Tokyo Trees
(and the monorail)

by Kim Pedersen

Monorail landscaping? It's becoming more popular, and here we post some pictures of what monorail can look like in green spaces. While the Tokyo-Haneda Monorail runs mostly through industrial and residential areas, there are a few green spots along the route that we photographed as a study of "monorail and nature." Draw your own conclusions; is the monorail invasive, or does it blend with these natural surroundings?

Just a short distance from the northern terminal Hamamatsucho Station is the Toshiba Building. On the property of Toshiba is a beautiful linear park. High above the trees, the Tokyo-Haneda Monorail runs by every few minutes. Absolutely no one in the park area below seemed to notice it but the photographer during a week-long visit.

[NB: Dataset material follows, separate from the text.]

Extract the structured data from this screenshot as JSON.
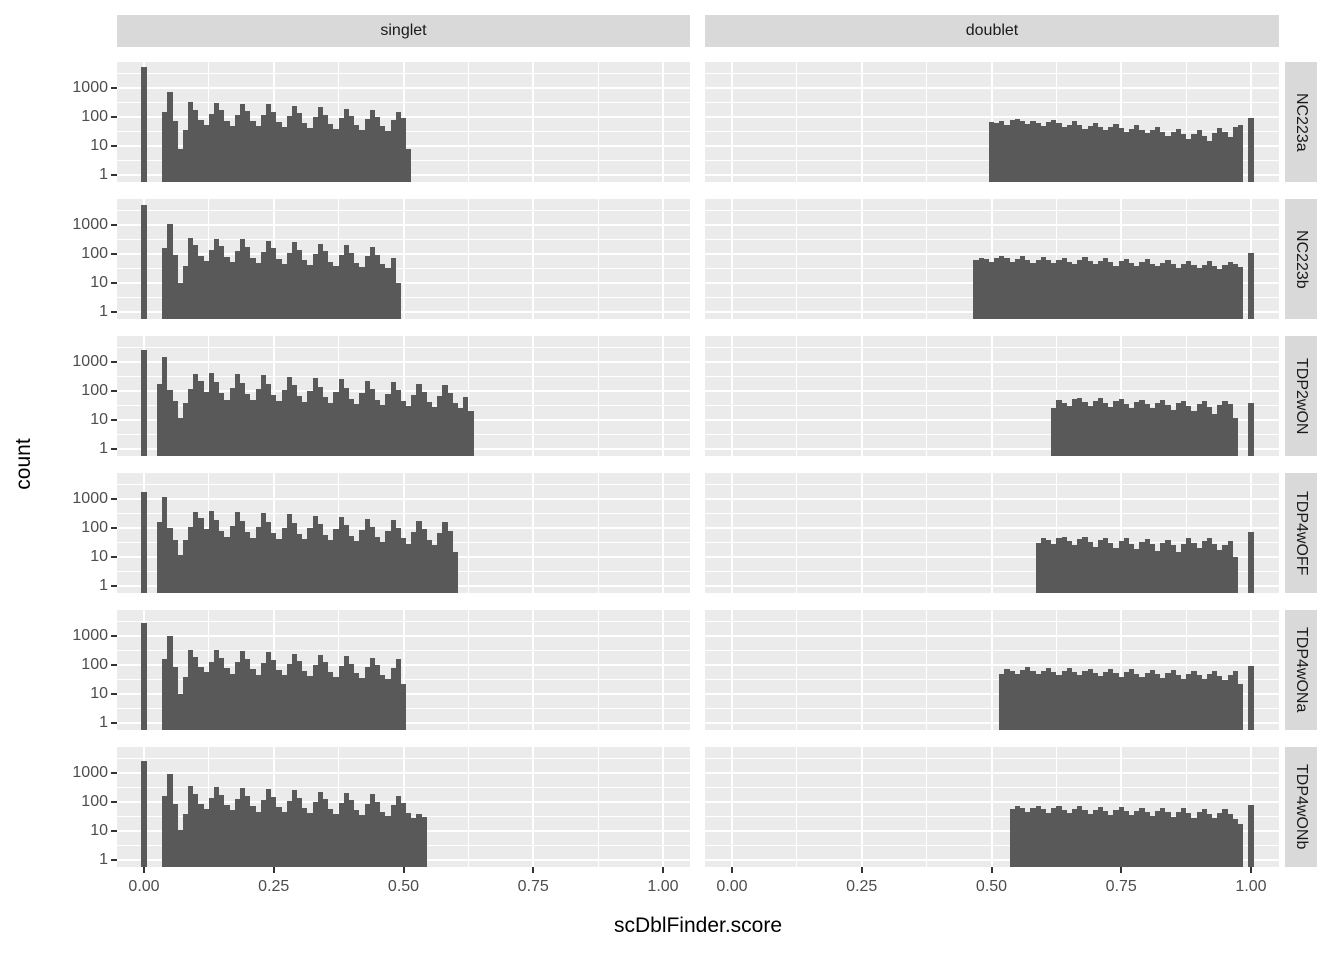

At the south end of the park is a secluded circle with benches. Almost invisible was the monorail and track near by. Obtrusive noise? As most of us who have visited many of them know, monorails are very quiet. There were MANY other sounds from the surrounding area that drowned out the sound of the monorail. A water fountain would be louder than the monorail, and certainly a music festival would completely drown out the low-decibel woosh of a monorail passing by above.

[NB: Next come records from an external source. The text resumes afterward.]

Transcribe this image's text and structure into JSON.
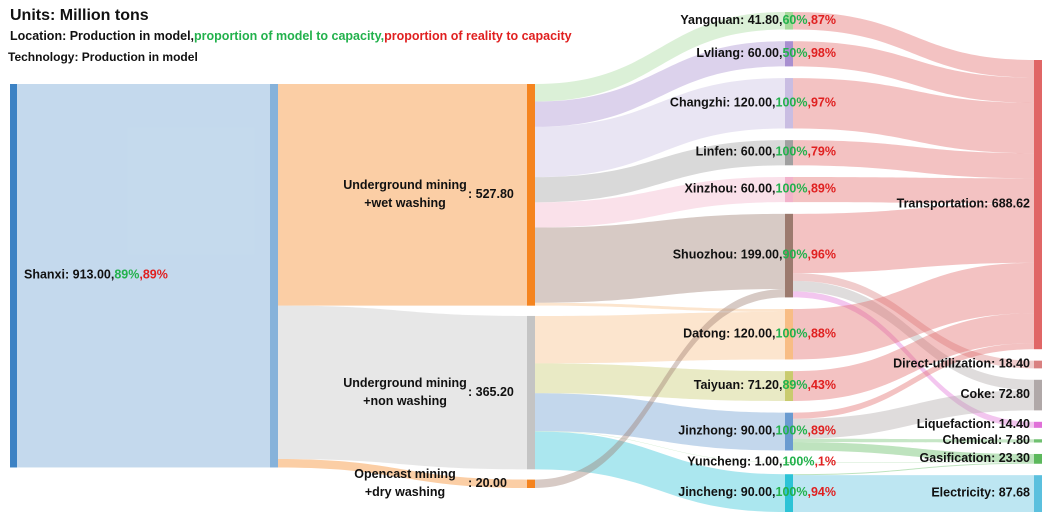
{
  "chart_data": {
    "type": "sankey",
    "title": "Units: Million tons",
    "legend": [
      "Location: Production in model,",
      "proportion of model to capacity,",
      "proportion of reality to capacity"
    ],
    "subtitle": "Technology: Production in model",
    "columns": [
      {
        "nodes": [
          {
            "label": "Shanxi: 913.00,",
            "model": "89%",
            "reality": ",89%",
            "value": 913,
            "color": "#3c82c4"
          }
        ]
      },
      {
        "nodes": [
          {
            "lines": [
              "Underground mining",
              "+wet washing"
            ],
            "value_label": ": 527.80",
            "value": 527.8,
            "color": "#f5841f"
          },
          {
            "lines": [
              "Underground mining",
              "+non washing"
            ],
            "value_label": ": 365.20",
            "value": 365.2,
            "color": "#c4c4c4"
          },
          {
            "lines": [
              "Opencast mining",
              "+dry washing"
            ],
            "value_label": ": 20.00",
            "value": 20,
            "color": "#f5841f"
          }
        ]
      },
      {
        "nodes": [
          {
            "label": "Yangquan: 41.80,",
            "model": "60%",
            "reality": ",87%",
            "value": 41.8,
            "color": "#a6d99a"
          },
          {
            "label": "Lvliang: 60.00,",
            "model": "50%",
            "reality": ",98%",
            "value": 60,
            "color": "#a88fd0"
          },
          {
            "label": "Changzhi: 120.00,",
            "model": "100%",
            "reality": ",97%",
            "value": 120,
            "color": "#c9bde2"
          },
          {
            "label": "Linfen: 60.00,",
            "model": "100%",
            "reality": ",79%",
            "value": 60,
            "color": "#a0a0a0"
          },
          {
            "label": "Xinzhou: 60.00,",
            "model": "100%",
            "reality": ",89%",
            "value": 60,
            "color": "#f2b3cb"
          },
          {
            "label": "Shuozhou: 199.00,",
            "model": "90%",
            "reality": ",96%",
            "value": 199,
            "color": "#9c7a6e"
          },
          {
            "label": "Datong: 120.00,",
            "model": "100%",
            "reality": ",88%",
            "value": 120,
            "color": "#f8bd85"
          },
          {
            "label": "Taiyuan: 71.20,",
            "model": "89%",
            "reality": ",43%",
            "value": 71.2,
            "color": "#c9cb6e"
          },
          {
            "label": "Jinzhong: 90.00,",
            "model": "100%",
            "reality": ",89%",
            "value": 90,
            "color": "#6a9bd0"
          },
          {
            "label": "Yuncheng: 1.00,",
            "model": "100%",
            "reality": ",1%",
            "value": 1,
            "color": "#8fcf8a"
          },
          {
            "label": "Jincheng: 90.00,",
            "model": "100%",
            "reality": ",94%",
            "value": 90,
            "color": "#2cc3d6"
          }
        ]
      },
      {
        "nodes": [
          {
            "label": "Transportation: 688.62",
            "value": 688.62,
            "color": "#e06666"
          },
          {
            "label": "Direct-utilization: 18.40",
            "value": 18.4,
            "color": "#d98080"
          },
          {
            "label": "Coke: 72.80",
            "value": 72.8,
            "color": "#b0a8a8"
          },
          {
            "label": "Liquefaction: 14.40",
            "value": 14.4,
            "color": "#e070d8"
          },
          {
            "label": "Chemical: 7.80",
            "value": 7.8,
            "color": "#70c070"
          },
          {
            "label": "Gasification: 23.30",
            "value": 23.3,
            "color": "#5cb85c"
          },
          {
            "label": "Electricity: 87.68",
            "value": 87.68,
            "color": "#5bc0de"
          }
        ]
      }
    ],
    "links": [
      [
        {
          "source": 0,
          "target": 0,
          "value": 527.8
        },
        {
          "source": 0,
          "target": 1,
          "value": 365.2
        },
        {
          "source": 0,
          "target": 2,
          "value": 20
        }
      ],
      [
        {
          "source": 0,
          "target": 0,
          "value": 41.8
        },
        {
          "source": 0,
          "target": 1,
          "value": 60
        },
        {
          "source": 0,
          "target": 2,
          "value": 120
        },
        {
          "source": 0,
          "target": 3,
          "value": 60
        },
        {
          "source": 0,
          "target": 4,
          "value": 60
        },
        {
          "source": 0,
          "target": 5,
          "value": 179
        },
        {
          "source": 0,
          "target": 6,
          "value": 7
        },
        {
          "source": 1,
          "target": 6,
          "value": 113
        },
        {
          "source": 1,
          "target": 7,
          "value": 71.2
        },
        {
          "source": 1,
          "target": 8,
          "value": 90
        },
        {
          "source": 1,
          "target": 9,
          "value": 1
        },
        {
          "source": 1,
          "target": 10,
          "value": 90
        },
        {
          "source": 2,
          "target": 5,
          "value": 20
        }
      ],
      [
        {
          "source": 0,
          "target": 0,
          "value": 41.8
        },
        {
          "source": 1,
          "target": 0,
          "value": 60
        },
        {
          "source": 2,
          "target": 0,
          "value": 120
        },
        {
          "source": 3,
          "target": 0,
          "value": 60
        },
        {
          "source": 4,
          "target": 0,
          "value": 60
        },
        {
          "source": 5,
          "target": 0,
          "value": 141.2
        },
        {
          "source": 5,
          "target": 1,
          "value": 18.4
        },
        {
          "source": 5,
          "target": 2,
          "value": 25
        },
        {
          "source": 5,
          "target": 3,
          "value": 14.4
        },
        {
          "source": 6,
          "target": 0,
          "value": 120
        },
        {
          "source": 7,
          "target": 0,
          "value": 71.2
        },
        {
          "source": 8,
          "target": 0,
          "value": 14.42
        },
        {
          "source": 8,
          "target": 2,
          "value": 47.8
        },
        {
          "source": 8,
          "target": 4,
          "value": 7.8
        },
        {
          "source": 8,
          "target": 5,
          "value": 19.98
        },
        {
          "source": 9,
          "target": 5,
          "value": 1
        },
        {
          "source": 10,
          "target": 5,
          "value": 2.32
        },
        {
          "source": 10,
          "target": 6,
          "value": 87.68
        }
      ]
    ]
  }
}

Along one side of the linear park is a pathway that thousands of area workers use to get to and from work. Not one person noticed the monorail passing high above during my many visits to this area, which included those visiting the park for some quiet time. This picture was taken during a non-commute hour while workers were already at their offices.

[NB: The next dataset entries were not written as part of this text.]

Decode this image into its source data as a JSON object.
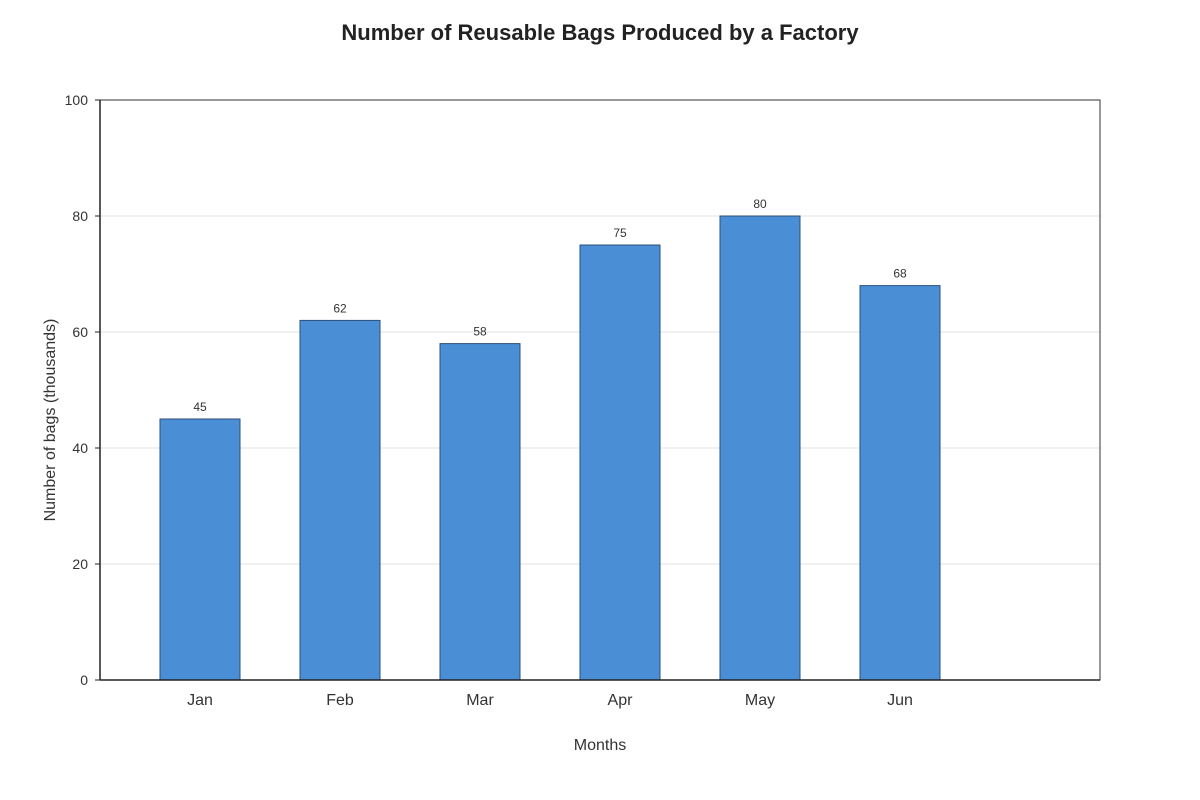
{
  "chart_data": {
    "type": "bar",
    "title": "Number of Reusable Bags Produced by a Factory",
    "xlabel": "Months",
    "ylabel": "Number of bags (thousands)",
    "categories": [
      "Jan",
      "Feb",
      "Mar",
      "Apr",
      "May",
      "Jun"
    ],
    "values": [
      45,
      62,
      58,
      75,
      80,
      68
    ],
    "data_labels": [
      "45",
      "62",
      "58",
      "75",
      "80",
      "68"
    ],
    "ylim": [
      0,
      100
    ],
    "yticks": [
      0,
      20,
      40,
      60,
      80,
      100
    ],
    "grid": true,
    "legend": "none",
    "colors": {
      "bar_fill": "#4a8fd6",
      "bar_stroke": "#2c4f7a"
    }
  }
}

Further down the line is a playground/park where the monorail makes a 90-degree turn towards the Tokyo Bay waterways. This image illustrates how lush vegetation can almost completely hide or disguise monorail pylons or track above. For a 360-view of this park and the Toshiba Building park, please visit our Panorama Pages.

About half way between Hamamatsucho and Haneda Airport is another green spot. This image was taken in the early evening by David M. Ice. Even though the monorail track is quite low in this area, designers created a lush landscape that wraps around the supports and hides the structure.

This bird at the Toshiba Building park decided to perch on the monorail t-support rather than a nearby tree. Monorails and nature; evidently a good match for this raven!